I love the report Beyond Bias and Barriers. Alice Agogino, a co-author of the report and commenter on this page, spoke at my University a couple years ago about it. That was the first time I could rationally understand the miserable experience I was having in graduate school. It was definitely an "Ah-Ha" moment. She was an amazing speaker and is quite a brilliant scientist.

As a radical militant feminist male, I have come to realize that unless men self-identify as feminists, they are my enemy.

John McCain is clearly the enemy and as such he is an easy target for the commenters on this post. Just give him enough rope and he will hang himself.

Obama however, pretends to be better. Does he not remember the audience for these answers? There is a time for political speech and a time to come out strong in support of women. This is one of those times. He simply doesn't go far enough to prove that he is different from all the other sexist men who have run for president.

Don't forget that his refusal to ask Hillary Clinton to be his VP proves that indeed he is sexist, and it is the ultimate slap in the face to women and feminists in the U.S.

"Don't forget that his refusal to ask Hillary Clinton to be his VP proves that indeed he is sexist, and it is the ultimate slap in the face to women and feminists in the U.S."

I don't agree with this. He's under no obligation to ask Hillary to be his VP, just because she's a woman. Don't insult our intelligence, you're as bad as McCain, thinking we'll vote for him because he has a woman for VP candidate.

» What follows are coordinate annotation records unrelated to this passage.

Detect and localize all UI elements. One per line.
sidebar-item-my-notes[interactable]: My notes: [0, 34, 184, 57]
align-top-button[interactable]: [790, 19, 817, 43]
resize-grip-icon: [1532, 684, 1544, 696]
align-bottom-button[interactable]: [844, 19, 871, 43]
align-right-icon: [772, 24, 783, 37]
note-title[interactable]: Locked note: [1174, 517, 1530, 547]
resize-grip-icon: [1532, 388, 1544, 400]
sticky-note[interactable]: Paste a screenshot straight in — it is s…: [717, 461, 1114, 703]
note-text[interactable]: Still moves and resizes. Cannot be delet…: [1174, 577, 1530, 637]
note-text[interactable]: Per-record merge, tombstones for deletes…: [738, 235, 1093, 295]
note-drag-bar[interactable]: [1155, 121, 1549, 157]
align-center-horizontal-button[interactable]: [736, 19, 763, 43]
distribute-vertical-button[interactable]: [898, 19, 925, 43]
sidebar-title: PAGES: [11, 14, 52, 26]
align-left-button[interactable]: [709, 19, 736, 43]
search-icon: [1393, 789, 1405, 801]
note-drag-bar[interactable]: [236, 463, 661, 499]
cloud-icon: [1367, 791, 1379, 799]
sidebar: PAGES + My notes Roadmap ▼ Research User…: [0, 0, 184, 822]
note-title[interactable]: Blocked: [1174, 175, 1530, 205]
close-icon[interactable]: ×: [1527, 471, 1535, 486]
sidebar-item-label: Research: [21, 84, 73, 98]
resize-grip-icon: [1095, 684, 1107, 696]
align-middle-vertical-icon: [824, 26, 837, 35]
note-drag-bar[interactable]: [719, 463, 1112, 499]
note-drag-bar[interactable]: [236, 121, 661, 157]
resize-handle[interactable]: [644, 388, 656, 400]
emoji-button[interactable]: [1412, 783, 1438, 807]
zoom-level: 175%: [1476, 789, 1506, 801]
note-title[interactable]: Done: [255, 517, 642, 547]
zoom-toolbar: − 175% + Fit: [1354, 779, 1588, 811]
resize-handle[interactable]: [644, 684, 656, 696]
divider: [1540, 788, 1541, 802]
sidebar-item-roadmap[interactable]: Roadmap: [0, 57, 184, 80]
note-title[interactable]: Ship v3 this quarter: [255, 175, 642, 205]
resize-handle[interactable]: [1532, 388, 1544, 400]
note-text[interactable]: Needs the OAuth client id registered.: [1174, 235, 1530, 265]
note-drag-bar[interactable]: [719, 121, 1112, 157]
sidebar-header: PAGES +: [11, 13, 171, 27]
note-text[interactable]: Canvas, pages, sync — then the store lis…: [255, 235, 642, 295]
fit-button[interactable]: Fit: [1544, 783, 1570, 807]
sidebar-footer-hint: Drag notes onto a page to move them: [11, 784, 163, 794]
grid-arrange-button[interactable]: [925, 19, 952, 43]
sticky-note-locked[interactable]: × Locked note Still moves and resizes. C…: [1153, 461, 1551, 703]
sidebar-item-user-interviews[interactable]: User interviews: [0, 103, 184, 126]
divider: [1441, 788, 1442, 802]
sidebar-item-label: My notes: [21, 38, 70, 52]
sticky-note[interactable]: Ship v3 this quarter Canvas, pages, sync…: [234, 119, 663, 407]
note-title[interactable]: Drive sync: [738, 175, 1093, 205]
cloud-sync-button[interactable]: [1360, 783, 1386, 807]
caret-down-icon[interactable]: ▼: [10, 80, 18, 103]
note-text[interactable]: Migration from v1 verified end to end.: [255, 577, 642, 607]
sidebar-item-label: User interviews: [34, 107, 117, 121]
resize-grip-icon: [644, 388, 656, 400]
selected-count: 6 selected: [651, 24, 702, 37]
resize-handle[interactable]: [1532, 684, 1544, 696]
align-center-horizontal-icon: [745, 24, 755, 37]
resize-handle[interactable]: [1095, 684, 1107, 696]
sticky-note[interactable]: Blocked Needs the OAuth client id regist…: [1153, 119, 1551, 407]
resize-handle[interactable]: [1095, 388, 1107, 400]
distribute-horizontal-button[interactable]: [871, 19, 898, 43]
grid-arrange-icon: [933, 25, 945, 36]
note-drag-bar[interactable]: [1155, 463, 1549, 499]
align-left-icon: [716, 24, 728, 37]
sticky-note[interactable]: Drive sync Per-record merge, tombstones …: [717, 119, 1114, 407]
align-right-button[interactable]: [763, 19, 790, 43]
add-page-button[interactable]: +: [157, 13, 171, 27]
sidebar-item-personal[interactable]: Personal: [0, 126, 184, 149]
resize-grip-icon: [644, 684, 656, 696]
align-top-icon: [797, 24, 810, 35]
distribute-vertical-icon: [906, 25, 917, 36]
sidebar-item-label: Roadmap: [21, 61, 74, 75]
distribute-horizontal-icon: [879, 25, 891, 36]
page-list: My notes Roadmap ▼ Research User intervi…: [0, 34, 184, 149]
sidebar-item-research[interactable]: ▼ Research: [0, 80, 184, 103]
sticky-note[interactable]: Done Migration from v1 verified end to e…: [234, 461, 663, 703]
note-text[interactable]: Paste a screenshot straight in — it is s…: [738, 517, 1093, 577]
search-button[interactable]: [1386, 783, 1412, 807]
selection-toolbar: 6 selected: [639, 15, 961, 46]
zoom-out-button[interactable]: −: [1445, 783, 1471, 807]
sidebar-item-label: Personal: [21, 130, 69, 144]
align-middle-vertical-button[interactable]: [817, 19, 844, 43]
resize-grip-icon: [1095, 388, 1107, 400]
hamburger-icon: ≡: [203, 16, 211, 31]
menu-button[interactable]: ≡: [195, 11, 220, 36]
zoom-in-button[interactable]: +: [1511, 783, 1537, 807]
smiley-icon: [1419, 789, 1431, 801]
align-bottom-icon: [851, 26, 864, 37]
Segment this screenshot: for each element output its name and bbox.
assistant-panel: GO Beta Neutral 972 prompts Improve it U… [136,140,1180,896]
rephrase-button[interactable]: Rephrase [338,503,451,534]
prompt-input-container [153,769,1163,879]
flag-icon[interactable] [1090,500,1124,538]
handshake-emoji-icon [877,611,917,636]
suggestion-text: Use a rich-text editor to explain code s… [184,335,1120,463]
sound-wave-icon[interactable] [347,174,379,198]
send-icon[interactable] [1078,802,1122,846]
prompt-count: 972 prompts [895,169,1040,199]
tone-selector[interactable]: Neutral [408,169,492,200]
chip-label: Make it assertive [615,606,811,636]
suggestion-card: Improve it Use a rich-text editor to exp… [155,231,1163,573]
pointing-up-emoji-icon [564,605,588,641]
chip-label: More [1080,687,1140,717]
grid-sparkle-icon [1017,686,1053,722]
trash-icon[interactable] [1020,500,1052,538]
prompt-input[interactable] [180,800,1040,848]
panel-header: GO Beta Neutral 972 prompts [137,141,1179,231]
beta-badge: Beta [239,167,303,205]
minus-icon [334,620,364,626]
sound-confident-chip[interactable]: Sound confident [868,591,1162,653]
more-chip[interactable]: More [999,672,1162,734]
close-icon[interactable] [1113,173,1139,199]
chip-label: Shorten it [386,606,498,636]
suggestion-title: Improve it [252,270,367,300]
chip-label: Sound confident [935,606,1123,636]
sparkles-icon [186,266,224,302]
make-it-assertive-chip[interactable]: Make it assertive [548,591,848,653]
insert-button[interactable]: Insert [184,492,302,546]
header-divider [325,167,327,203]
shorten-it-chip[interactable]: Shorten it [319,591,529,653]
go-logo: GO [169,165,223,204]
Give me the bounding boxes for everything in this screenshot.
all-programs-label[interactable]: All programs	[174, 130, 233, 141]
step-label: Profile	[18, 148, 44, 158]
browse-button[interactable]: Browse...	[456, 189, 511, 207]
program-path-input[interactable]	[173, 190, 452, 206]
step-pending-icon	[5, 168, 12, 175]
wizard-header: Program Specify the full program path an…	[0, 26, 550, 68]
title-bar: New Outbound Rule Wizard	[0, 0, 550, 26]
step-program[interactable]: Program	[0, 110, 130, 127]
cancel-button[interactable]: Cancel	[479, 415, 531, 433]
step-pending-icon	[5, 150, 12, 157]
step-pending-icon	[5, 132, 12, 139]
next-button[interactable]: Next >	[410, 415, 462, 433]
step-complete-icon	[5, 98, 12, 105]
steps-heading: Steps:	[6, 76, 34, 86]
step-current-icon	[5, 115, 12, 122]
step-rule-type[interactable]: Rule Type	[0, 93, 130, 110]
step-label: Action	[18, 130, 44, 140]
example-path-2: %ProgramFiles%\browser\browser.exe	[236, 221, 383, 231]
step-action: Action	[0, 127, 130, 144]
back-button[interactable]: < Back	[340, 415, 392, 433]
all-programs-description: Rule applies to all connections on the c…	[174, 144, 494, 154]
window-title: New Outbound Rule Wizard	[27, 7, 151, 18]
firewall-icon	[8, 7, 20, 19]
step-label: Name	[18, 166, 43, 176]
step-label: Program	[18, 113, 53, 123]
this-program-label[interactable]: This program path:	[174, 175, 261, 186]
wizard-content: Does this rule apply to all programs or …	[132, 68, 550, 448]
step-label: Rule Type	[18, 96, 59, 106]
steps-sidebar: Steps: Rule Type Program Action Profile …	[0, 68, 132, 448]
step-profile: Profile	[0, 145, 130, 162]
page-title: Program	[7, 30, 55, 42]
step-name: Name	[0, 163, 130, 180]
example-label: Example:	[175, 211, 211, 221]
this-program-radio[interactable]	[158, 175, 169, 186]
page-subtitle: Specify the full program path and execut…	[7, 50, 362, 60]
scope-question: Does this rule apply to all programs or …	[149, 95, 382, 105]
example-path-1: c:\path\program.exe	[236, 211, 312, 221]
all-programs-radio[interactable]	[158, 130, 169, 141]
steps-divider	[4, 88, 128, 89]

By another chemist (not verified) on 19 Oct 2008 #permalink

If Obama was really a feminist he would have stepped aside and let Hillary Clinton win the nomination. The absolute equality of women is THE MOST IMPORTANT ISSUE facing the world today, bar none.
McCain might think that you will vote for him because he has a woman as his running mate, but I certainly don't think that.
I do hope that every time you are filled with hatred for Sarah Palin, you remember that instead of a woman in the Oval Office, we will have just another member of the old boys club.

If Obama really wants to help the feminist cause, Hillary Clinton should get a powerful cabinet post rather than the jar of warm piss otherwise known as the VP.

Also, I don't think Obama is a feminist. I think he's going out of his way to not be an *ist of any sort.
His general approach just doesn't seem to indicate he's a OMG THERE IS ONLY ONE ISSUE!!111!!!ELEVENTY! sort of individual. Personally I think that, in addition to that being a sign of his general intellectual vigor, that's the only approach that should be electable in a country as diverse as ours.